Mais depuis, l’augmentation du nombre de personnes détenues en France inquiète l’Observatoire : « Au 1er octobre, le nombre de personnes détenues s’élevait à 61 102, soit 2 400 de plus qu’il y a trois mois. Les prisons françaises ont désormais retrouvé un taux d’occupation moyen supérieur à 100 %, taux qui frôle les 115 % dans les maisons d’arrêt », alerte-t-il dans son communiqué.


Dans ce contexte sanitaire, l’Observatoire indique même que le nombre de cas confirmés parmi les détenus se multiplie, « passant de 47 le 5 octobre à 88 le 14, puis 117 le 20 octobre et, enfin, 178 le 4 novembre » affirme-t-il. Face à ce constat, l’association appelle le gouvernement à « mettre en œuvre des solutions permettant d’endiguer de manière pérenne la surpopulation carcérale ».

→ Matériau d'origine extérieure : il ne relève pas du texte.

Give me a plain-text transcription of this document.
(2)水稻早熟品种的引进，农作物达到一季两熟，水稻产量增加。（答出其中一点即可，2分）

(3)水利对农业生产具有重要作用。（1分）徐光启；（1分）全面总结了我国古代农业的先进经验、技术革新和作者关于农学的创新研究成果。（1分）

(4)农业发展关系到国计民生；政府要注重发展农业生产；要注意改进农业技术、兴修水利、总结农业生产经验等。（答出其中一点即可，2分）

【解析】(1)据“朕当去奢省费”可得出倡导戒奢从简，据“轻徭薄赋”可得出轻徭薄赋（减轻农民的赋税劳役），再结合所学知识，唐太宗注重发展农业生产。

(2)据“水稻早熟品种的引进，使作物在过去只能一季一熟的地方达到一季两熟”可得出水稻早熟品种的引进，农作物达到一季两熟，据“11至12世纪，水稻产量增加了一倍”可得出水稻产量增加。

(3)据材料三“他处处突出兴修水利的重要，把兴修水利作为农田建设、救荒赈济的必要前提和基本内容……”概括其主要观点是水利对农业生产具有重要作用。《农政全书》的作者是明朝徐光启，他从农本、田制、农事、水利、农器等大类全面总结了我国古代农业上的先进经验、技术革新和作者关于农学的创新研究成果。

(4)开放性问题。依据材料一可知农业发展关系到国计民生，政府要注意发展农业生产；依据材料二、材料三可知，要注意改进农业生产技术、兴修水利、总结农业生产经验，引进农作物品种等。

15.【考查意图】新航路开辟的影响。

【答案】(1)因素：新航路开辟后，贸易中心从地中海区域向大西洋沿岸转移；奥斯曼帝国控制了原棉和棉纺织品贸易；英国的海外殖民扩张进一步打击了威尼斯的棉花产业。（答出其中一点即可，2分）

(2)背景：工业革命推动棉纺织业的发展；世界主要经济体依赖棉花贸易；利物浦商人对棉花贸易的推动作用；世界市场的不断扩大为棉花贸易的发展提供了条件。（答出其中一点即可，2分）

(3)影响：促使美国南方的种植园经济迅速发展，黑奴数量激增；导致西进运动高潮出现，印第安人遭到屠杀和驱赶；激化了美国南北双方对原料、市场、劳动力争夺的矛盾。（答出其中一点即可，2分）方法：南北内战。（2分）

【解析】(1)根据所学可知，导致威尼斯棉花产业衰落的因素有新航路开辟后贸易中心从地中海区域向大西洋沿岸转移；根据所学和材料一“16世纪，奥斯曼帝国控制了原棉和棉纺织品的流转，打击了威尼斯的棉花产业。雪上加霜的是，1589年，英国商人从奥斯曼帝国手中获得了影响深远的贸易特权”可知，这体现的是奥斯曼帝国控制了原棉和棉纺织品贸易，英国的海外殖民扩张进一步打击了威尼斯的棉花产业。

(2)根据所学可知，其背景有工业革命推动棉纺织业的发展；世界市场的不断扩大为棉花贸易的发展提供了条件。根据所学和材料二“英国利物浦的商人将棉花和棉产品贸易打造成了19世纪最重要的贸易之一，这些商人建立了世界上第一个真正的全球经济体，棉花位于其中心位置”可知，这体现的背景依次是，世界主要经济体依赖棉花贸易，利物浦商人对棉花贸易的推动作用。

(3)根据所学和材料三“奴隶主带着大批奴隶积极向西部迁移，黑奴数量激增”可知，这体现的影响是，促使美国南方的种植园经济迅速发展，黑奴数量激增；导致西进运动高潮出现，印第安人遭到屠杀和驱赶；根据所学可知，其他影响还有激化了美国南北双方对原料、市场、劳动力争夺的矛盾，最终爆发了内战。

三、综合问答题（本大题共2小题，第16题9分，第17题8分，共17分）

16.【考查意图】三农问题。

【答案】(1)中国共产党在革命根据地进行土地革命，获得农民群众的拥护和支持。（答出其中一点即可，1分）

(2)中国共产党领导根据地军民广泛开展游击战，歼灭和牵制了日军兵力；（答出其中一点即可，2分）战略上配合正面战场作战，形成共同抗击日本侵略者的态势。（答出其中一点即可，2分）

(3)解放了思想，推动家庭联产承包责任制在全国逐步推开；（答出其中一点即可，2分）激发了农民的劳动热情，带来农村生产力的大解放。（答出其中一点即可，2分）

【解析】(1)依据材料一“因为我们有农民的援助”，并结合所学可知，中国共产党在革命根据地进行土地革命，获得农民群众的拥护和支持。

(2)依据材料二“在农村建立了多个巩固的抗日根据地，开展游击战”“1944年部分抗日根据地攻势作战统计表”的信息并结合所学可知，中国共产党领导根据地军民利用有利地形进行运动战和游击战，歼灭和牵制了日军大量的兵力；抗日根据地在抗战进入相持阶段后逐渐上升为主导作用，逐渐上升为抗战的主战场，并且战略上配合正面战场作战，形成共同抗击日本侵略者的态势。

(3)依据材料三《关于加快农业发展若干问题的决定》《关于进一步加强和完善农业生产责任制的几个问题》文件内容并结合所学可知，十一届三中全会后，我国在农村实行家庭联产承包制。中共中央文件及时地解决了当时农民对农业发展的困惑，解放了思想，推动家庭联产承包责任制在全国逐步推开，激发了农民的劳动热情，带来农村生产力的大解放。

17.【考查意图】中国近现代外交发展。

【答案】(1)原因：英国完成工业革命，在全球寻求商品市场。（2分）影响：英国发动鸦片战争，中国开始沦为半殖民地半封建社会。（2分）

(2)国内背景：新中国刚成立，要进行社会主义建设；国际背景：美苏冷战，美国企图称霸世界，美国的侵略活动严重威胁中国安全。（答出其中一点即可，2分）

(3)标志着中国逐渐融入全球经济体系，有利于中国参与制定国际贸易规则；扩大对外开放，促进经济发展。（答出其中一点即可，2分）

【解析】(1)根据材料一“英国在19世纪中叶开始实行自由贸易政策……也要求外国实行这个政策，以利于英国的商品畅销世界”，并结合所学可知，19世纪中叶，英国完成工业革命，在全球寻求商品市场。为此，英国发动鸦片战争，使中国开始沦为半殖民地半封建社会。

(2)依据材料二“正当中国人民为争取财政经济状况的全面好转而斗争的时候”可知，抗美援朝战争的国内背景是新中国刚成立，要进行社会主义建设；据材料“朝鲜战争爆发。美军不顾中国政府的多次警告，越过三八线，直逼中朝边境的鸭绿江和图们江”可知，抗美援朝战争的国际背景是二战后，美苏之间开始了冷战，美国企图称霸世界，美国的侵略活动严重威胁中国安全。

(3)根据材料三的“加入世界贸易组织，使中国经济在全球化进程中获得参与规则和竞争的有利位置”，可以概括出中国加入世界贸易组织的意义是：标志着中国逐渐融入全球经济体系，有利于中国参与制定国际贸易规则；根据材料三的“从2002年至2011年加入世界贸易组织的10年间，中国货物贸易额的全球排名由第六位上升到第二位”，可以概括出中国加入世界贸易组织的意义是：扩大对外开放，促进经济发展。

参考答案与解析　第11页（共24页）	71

Pour rappel, suite à l’annonce du confinement, le garde des Sceaux avait transmis une dépêche aux chefs de cours et de juridictions et au directeur de l’administration pénitentiaire pour les « mobiliser pour lutter contre la propagation du virus ». Éric Dupont-Moretti leur avait ainsi demandé de privilégier les assignations à résidence. Son intention, s’était-il justifié, n’était pas de vider les prisons ou de laisser en liberté des criminels, mais d’adapter au mieux la réponse pénale à la nature de la délinquance en utilisant toutes les voies de droit (et pas seulement les incarcérations).